How can something as notoriously unpredictable as species interactions be better assessed before release? One method which would give researchers much better data about the role of species in both native and alien habitats is the construction of quantitative food webs. Normally when biocontrol workers go the country of the target pest’s origin, they observe only the two-species interactions between the target species an its natural predators or herbivores. This provides no predictive value because plants and animals do not interact in 2- or 3-species bubbles, they interact complexly both directly and indirectly with many species. Why don’t we construct food webs of biocontrol agents in their native habitat and figure out why they seem to be effective there? We can also do retrospective studies on established biocontrol agents that are ineffective and use food webs in both the new and native habitats to try and understand why.

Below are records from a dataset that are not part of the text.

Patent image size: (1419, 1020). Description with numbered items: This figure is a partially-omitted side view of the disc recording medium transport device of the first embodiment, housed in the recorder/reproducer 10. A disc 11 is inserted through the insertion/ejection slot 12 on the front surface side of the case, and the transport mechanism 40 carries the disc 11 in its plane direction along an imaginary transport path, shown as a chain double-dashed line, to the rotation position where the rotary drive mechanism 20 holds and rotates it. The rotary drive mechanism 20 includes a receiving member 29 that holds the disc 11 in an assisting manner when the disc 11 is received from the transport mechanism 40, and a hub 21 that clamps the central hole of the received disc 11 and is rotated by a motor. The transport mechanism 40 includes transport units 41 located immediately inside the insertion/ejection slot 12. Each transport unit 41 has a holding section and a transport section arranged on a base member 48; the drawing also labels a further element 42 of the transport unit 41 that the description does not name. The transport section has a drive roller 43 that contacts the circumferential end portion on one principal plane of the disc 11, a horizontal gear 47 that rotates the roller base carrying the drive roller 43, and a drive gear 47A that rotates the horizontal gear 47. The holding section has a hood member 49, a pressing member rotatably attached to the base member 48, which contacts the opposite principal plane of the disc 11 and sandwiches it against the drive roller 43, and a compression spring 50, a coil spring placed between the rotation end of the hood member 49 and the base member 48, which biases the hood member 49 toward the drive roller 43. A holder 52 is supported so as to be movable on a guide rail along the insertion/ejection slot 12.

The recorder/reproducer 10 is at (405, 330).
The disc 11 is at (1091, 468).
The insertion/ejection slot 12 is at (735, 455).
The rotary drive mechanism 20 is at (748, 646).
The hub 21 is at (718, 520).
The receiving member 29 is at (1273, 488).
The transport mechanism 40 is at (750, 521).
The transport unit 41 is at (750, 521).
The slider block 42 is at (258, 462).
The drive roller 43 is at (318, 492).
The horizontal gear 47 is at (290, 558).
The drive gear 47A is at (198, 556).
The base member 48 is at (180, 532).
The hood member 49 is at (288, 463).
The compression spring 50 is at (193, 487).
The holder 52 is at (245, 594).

Of course, ecological research is conducted at the whim of funding agencies, largely NSF in the U.S. Politics and inertia often determine what is funded more than science does. Perhaps someday, however, people will realize that for both economic and political reasons, research into the prediction of the effectiveness of biocontrol agents makes clear economic, ecological, and political sense. We do need biocontrol as an option for saving some ecosystems. But we particularly need biocontrol that works.
Messing, R.H. and Wright, M.G., 2006. Biological control of invasive species: solution or pollution? Frontiers in Ecology and Evolution 4:132-140.
Willis, A.J. and Memmott, J. 2005. The potential for indirect effects between a weed, one of its biocontrol agents and native herbivores: A food web approach. Biological Control 35:299-306.